In 2000, Paul returned to the Netherlands to work with junior skaters, but soon became a personal trainer of Gretha Smit. They formed a small "team DPA", which was later joined by other skaters and became Team Telfort. The team consisted of Jan Bos, Stefan Groothuis, Tom Prince, Remco olde Heuvel, Gretha Smit, Jochem Uytdehaage, Bob de Jong and Ralf van der Rice.

===Bribery scandal===
In 2009, a bribery scandal evolved suggesting that someone from the Dutch Olympic team tried to buy a starting place for Gretha Smit in the 5000 m race at the 2006 Winter Olympics. An amount of 50,000 Euro was offered to the Polish skater Katarzyna Wójcicka to drop out of the race, so that Smit, who has not qualified, could compete. Wójcicka refused, and in December 2009 made the case public. A commission was appointed by the Dutch Olympic Committee and Royal Netherlands Speedskating Association to investigate the matter and confirmed the bribery attempt.
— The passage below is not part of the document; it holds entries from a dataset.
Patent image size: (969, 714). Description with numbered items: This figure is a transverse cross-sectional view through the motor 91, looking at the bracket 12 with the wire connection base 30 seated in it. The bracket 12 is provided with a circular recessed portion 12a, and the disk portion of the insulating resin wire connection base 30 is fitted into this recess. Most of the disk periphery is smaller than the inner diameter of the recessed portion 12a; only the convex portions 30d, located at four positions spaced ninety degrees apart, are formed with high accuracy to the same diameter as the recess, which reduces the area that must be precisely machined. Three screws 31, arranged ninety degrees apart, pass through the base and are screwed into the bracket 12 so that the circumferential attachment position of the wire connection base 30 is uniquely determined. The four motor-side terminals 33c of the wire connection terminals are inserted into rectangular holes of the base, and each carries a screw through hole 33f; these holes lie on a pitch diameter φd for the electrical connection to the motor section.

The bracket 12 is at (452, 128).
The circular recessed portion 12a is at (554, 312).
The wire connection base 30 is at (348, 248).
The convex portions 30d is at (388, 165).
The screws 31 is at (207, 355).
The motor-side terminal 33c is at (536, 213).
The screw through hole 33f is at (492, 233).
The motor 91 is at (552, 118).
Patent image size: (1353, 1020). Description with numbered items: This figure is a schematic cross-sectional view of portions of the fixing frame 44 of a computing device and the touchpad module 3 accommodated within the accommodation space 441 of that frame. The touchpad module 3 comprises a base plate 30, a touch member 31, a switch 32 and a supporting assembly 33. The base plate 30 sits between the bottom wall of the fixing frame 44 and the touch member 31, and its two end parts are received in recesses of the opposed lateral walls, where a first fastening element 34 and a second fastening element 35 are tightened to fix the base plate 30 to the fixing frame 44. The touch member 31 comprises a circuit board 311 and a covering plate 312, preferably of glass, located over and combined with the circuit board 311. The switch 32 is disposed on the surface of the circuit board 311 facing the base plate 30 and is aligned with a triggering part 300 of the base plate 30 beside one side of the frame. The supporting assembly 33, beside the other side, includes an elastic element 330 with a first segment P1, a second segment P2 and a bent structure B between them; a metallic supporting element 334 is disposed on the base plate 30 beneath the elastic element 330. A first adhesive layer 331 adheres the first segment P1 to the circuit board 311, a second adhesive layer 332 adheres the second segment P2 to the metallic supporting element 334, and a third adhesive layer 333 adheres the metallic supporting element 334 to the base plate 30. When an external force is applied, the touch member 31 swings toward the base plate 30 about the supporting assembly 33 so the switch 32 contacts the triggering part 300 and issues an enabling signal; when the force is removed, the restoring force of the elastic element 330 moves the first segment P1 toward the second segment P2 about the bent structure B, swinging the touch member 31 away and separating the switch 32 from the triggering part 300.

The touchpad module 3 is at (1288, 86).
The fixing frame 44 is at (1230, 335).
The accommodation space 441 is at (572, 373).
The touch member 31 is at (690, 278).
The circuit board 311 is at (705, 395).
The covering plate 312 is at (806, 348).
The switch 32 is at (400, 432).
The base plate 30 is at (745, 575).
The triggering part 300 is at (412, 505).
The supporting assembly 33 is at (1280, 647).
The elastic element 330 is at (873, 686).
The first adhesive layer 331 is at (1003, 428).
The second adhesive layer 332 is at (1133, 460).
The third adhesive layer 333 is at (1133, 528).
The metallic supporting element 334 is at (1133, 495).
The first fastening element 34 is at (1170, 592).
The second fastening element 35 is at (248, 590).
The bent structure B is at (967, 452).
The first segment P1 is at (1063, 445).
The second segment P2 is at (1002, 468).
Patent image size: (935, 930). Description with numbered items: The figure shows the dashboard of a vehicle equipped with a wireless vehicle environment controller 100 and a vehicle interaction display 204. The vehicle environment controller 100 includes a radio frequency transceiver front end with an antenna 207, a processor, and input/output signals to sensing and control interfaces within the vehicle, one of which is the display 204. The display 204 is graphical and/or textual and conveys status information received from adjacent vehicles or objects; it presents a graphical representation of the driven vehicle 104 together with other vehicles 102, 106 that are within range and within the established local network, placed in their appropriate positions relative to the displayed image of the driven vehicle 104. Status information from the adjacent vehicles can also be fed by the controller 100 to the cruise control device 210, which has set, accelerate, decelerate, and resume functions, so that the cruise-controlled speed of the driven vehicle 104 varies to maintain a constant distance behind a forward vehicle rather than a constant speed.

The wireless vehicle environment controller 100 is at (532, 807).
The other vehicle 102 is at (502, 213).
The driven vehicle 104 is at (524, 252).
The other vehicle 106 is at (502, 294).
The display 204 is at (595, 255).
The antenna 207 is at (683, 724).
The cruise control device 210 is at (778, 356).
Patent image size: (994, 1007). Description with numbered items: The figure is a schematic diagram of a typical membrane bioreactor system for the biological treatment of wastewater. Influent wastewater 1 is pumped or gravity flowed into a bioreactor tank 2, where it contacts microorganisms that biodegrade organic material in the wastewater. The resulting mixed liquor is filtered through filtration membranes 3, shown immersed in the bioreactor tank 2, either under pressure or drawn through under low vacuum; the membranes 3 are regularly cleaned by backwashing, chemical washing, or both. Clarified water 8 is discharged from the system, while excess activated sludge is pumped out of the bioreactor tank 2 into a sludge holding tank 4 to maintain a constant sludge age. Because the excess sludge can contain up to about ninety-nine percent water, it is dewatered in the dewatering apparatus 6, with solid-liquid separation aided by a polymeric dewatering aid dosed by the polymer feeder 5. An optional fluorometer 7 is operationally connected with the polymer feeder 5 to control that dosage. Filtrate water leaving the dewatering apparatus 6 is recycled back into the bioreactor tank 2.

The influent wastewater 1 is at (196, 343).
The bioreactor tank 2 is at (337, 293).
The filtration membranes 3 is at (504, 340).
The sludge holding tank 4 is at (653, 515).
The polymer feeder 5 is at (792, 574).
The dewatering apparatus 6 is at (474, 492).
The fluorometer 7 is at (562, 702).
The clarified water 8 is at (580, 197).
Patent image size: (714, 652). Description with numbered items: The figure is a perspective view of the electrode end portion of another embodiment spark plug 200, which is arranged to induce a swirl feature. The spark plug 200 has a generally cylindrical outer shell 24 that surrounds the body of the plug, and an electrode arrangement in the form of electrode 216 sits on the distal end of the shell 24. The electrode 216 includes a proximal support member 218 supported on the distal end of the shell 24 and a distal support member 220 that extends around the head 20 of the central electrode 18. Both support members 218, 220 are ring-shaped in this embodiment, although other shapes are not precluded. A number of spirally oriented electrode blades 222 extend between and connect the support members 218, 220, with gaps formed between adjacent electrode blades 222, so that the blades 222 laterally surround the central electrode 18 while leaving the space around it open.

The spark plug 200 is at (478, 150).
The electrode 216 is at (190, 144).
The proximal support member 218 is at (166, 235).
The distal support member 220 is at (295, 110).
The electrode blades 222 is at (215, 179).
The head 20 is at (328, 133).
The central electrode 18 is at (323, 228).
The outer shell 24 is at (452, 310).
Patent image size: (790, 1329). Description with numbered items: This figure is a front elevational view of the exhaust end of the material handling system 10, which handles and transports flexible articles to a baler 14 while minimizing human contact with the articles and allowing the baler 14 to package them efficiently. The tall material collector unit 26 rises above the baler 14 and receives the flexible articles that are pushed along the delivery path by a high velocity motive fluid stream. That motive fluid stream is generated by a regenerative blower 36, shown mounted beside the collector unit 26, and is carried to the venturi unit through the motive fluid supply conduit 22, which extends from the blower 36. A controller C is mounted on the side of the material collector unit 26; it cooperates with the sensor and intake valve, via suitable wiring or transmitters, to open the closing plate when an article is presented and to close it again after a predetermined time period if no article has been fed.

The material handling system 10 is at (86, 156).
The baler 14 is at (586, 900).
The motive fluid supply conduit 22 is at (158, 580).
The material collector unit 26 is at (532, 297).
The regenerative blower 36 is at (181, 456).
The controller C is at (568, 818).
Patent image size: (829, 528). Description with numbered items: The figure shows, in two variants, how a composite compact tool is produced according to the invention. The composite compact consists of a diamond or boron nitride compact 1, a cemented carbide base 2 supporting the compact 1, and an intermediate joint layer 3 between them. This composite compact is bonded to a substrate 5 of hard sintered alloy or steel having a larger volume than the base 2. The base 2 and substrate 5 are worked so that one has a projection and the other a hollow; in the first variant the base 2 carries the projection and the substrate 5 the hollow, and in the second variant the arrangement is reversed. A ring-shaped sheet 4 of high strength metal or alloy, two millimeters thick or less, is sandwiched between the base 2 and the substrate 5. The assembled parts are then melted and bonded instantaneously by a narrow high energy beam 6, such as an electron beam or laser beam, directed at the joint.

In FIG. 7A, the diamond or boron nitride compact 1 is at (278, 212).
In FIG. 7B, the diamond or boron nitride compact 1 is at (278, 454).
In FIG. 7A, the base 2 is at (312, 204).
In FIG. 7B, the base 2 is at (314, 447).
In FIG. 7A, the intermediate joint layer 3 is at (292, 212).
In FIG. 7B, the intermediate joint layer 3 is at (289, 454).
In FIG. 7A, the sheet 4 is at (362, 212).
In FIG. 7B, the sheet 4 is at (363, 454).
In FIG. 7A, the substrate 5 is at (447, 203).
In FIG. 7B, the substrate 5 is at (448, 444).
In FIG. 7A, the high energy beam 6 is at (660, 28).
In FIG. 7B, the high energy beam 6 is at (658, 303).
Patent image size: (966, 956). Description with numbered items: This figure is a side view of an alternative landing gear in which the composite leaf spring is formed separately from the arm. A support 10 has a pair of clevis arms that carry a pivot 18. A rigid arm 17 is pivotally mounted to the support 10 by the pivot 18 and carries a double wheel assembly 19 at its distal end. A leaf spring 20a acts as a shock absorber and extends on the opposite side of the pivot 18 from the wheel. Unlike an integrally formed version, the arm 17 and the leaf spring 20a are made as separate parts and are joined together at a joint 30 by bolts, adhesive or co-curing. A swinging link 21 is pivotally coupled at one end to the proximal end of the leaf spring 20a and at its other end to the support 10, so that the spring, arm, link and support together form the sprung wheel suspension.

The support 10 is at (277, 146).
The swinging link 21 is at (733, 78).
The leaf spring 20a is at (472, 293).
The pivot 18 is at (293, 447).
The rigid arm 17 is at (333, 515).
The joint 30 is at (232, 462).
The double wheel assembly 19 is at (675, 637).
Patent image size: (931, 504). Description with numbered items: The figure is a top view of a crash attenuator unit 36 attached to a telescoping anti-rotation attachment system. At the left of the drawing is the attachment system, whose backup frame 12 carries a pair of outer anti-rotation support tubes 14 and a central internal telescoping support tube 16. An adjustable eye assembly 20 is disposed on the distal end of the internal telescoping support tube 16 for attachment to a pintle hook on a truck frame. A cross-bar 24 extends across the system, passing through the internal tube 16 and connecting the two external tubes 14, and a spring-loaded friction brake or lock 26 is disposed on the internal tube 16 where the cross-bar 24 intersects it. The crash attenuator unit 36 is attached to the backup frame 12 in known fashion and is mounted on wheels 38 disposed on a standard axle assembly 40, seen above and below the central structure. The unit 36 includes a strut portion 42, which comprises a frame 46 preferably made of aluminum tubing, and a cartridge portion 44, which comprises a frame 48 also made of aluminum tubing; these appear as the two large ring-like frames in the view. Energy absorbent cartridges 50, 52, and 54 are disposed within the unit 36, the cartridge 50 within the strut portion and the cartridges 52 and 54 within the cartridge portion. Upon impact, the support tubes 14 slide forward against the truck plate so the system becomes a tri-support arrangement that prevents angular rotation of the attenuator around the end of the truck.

Smit won a silver medal in the 5000 m at the 2002 Olympics; Paul was her long-time coach, as well as a national coach for both the 2002 and 2006 Olympics. The name of Ab Krook, another national coach, was also mentioned. All three denied their involvement, though Paul admitted to trying to get a starting position for Smit, one way or another.

===Cycling===
After 2010, Paul quit speed skating and in November 2011 started working as physician with the cycling team AA Drink–leontien.nl. In October 2012, she joined the Cyclingteam De Rijke-Shanks as performance adviser.